Churchill never wanted to leave his bunker

Among the cabinet members who never fled their cabinet rooms in 1940 was Winston Churchill, who kept his seat on the prime minister’s chair for another three weeks after a knifing in his office caused an evacuation.

Stretching for more than 100ft (35 metres) down an internal corridor, Churchill’s bunker is a vast, five-floor bunker hidden deep inside the Westminster complex.

The bunker is the smallest of 14 inner sanctums in the complex, and the most hidden – including inside rooms that seldom get used for VIPs or visitors.

Working out of a former dentist’s surgery, the bunker began construction during Churchill’s second term as prime minister and came to a standstill in the second world war, although its vital role in wartime preparations was rekindled after the war.

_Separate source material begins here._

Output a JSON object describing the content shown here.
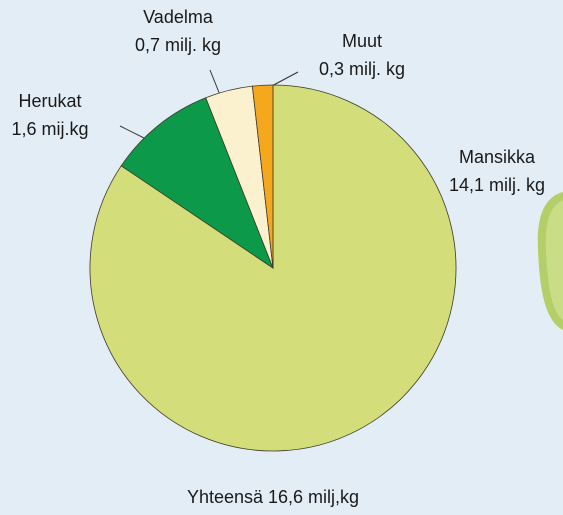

By the end of the war, the bunker’s stonewalled exit and stairs through the interior of the Cabinet War Rooms had caused an evacuation of 1,000 diplomats, military chiefs and diplomats to a nearby airfield, instead of a direct flight out of London.

The prime minister went to the Great Hall and escaped first time, and was reported to have taken shelter again in his office.

However, members of the cabinet evacuated in the next batch – so that one cabinet member received a call from a fellow cabinet member, saying: “Well, we’ve all just gone.”

The bunker had been declared off-limits to normal use in 2006, although regular visits are organised by the Imperial War Museum.

There are 60in wooden doors to a concealed toilet, and a water supply overhead. A large door on the first floor and another on the fourth floor that leads outside also opens out to the courtyard below.

Those in the cabinet room monitor the ground-level situation via a computer.

As Churchill was known to complain: “If they put Widdle in a bunker, he won’t be moving out of there again.”